Hundestaffel
Das ehrenamtliche Suchhundeteam Kirchberg/Wechsel trainiert die Suche nach vermissten Personen. Ziel ist es zukünftig bei der Flächen- und Trümmersuche sowie im Katastrophenfall die Rettungsdienste bei den vielfältigsten Einsätzen unterstützen zu können. Die Ausbildung von Rettungshunden erfordert viel Zeit und Engagement und setzt hohe Ansprüche an Mensch und Tier.
Mitarbeit
Sie möchten Teil unseres Suchhundeteams werden?
Wir sind immer erfreut, neue Teammitglieder begrüßen zu dürfen. Neben den genannten Anforderungen an Hund und HundeführerIn, ist für die freiwillige Mitarbeit in der Staffel auch ein eigenes Fahrzeug notwendig. Wenn Sie Interesse haben, nehmen Sie gerne mit uns Kontakt auf unter rettungshunde(at)smd.at.
Hundeplatz
Das Suchhundeteam Kirchberg/Wechsel trainiert regelmäßig auf einem eigenen Hundeplatz in Wiener Neustadt.
Auf dem Gelände bei der Südbahn in Wiener Neustadt stehen mehrere abgetrennte Bereiche mit diversen Trainingsgeräten zur Verfügung und der Platz ist geeignet um Hundeprüfungen abzuhalten. Auch ein kleines Waldstück sowie die Ausstattung mit Beleuchtung ermöglicht realitätsnahes Training.
Ausbildung
Rettungshundearbeit ist kein Hundesport – im Ernstfall geht es um Menschenleben.
Aus diesem Grund ist es unbedingt erforderlich, dass Hund und HundeführerInnen einige grundsätzliche Voraussetzungen erfüllen.
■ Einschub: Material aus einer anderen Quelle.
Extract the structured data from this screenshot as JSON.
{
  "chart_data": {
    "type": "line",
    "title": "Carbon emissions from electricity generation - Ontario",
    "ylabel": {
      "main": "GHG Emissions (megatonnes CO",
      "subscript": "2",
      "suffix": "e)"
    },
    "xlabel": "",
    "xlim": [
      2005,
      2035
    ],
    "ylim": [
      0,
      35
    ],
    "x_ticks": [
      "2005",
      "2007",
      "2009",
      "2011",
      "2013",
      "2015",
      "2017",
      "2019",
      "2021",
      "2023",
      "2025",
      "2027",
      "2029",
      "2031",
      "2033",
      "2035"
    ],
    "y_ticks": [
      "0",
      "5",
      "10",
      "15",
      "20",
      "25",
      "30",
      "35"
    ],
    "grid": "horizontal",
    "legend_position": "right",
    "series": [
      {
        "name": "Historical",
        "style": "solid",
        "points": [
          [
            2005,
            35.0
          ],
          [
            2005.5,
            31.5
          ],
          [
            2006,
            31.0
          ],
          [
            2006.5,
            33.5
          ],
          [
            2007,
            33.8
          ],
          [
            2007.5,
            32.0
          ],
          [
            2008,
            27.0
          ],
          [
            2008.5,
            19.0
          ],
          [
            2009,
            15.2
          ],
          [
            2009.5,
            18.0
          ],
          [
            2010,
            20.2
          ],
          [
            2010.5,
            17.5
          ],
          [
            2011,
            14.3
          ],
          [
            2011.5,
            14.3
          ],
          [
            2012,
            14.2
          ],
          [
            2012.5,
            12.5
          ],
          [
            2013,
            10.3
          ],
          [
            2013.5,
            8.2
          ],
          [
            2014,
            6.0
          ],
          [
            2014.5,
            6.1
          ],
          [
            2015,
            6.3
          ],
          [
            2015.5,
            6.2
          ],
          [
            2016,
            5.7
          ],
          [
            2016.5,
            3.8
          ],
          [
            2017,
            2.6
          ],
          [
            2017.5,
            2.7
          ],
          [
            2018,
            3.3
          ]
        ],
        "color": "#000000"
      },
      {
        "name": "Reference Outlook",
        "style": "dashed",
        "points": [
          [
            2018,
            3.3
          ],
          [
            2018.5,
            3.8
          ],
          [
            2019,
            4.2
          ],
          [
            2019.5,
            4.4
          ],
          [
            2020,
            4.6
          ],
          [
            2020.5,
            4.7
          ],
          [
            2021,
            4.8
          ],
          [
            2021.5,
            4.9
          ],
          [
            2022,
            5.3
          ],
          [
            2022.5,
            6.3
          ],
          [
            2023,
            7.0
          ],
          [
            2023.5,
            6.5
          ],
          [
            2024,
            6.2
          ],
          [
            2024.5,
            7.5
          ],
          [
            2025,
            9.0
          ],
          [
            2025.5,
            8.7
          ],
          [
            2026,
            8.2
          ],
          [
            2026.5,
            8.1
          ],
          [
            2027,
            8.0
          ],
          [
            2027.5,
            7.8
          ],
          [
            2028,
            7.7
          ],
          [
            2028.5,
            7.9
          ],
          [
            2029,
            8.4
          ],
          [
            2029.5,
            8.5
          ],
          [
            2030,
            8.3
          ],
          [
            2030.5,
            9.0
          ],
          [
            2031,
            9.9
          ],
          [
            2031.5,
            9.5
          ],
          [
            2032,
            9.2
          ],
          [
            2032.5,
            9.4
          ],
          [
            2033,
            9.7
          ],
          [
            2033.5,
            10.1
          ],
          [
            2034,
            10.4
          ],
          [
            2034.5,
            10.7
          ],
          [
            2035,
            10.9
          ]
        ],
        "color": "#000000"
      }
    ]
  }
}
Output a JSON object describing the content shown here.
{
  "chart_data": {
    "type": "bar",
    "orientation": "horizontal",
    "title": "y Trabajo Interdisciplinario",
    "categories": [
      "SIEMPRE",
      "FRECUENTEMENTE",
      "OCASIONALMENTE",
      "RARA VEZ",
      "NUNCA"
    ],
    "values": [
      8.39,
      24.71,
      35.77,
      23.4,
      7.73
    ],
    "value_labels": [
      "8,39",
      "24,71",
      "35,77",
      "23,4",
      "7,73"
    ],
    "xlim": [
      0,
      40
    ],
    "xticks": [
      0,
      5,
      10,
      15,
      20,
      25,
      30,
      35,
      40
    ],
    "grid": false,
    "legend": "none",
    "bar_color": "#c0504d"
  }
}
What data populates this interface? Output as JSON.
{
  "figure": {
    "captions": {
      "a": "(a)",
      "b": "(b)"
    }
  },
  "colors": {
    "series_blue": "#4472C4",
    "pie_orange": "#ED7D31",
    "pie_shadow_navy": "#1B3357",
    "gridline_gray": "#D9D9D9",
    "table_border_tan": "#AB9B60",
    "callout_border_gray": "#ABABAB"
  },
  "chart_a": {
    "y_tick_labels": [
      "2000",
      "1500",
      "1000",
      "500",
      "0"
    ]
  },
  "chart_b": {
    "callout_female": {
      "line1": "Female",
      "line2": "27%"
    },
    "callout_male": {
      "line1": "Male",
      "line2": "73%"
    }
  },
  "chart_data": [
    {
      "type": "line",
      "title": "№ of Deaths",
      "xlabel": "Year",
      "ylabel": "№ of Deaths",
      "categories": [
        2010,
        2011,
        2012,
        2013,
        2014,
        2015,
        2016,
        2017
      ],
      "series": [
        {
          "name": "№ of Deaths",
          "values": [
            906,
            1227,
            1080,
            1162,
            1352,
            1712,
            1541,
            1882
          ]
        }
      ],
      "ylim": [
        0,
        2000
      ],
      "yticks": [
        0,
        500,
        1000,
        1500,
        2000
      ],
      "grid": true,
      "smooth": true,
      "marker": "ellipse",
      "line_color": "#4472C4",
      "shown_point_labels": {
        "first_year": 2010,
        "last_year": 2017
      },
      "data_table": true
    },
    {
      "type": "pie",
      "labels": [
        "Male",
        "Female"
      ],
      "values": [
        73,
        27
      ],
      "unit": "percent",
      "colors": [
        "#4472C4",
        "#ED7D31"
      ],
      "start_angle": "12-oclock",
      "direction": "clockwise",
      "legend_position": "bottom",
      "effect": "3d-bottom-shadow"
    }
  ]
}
Sehr wichtig ist dabei eine enge Beziehung zwischen Hund und HundeführerIn. In realen Einsätzen bilden sie als Rettungshundeteam eine Einheit, die sich aufeinander verlassen muss – auch auf sehr große Distanz und in extremen Stresssituationen für Mensch und Tier. Als RettungshundeführerIn braucht man Idealismus und Durchhaltevermögen. Ein Grundwissen in der Kynologie (allgemeine Lehre über den Hund) ist erforderlich. „Wetterfestigkeit“ und ausreichend Zeit sind ein Muss, denn die regelmäßige Teilnahme am Training ist Voraussetzung, unabhängig vom Ausbildungsstand des Teams. Die HundeführerInnen müssen ihren Hund genau kennen. In der Ausbildung wird ihnen vermittelt, das Verhalten des Tieres richtig zu deuten.
Körperliche Belastbarkeit: In der Rettungshundearbeit ist für die RettungshundeführerInnen eine gewisse körperliche Fitness erforderlich. Mehrstündige Fußmärsche bei unterschiedlichsten Witterungsbedingungen und durch unwegsames Gelände sollten kein konditionelles Problem darstellen, denn Training und Einsätze finden bei jeder Wetterlage statt.
Zeitaufwand: Die Rettungshundearbeit ist sehr zeitaufwändig. Neben regulären Trainingseinheiten mit dem Hund, die regelmäßig 2x wöchentlich stattfinden, stehen bei allen Staffelmitgliedern auch verschiedene Theoriekurse, Öffentlichkeitsveranstaltungen und Gemeinschaftsarbeiten auf dem Stundenplan.
Anforderungen an den Hund: Der Hund muss neben Gesundheit, Nervenfestigkeit und einem soliden Vertrauen zu Menschen, eine gute Nasenveranlagung zeigen. Er muss lernen, selbstständig zu sein, und bei Aufnahme einer menschlichen Witterung, auch dorthin vorzudringen, wo andere Hunde schon lange nicht mehr hingehen würden.
Grundgehorsam: Er muss über ein hohes Maß an Gehorsam verfügen, um sich entsprechend lenken zu lassen und um im Ernstfall jederzeit abrufbar zu sein.
Im Laufe der Ausbildung absolvieren Hund und HundeführerIn die jeweiligen Prüfungen (BH-, V-, A-Prüfung) bei unabhängigen PrüfungsrichterInnen.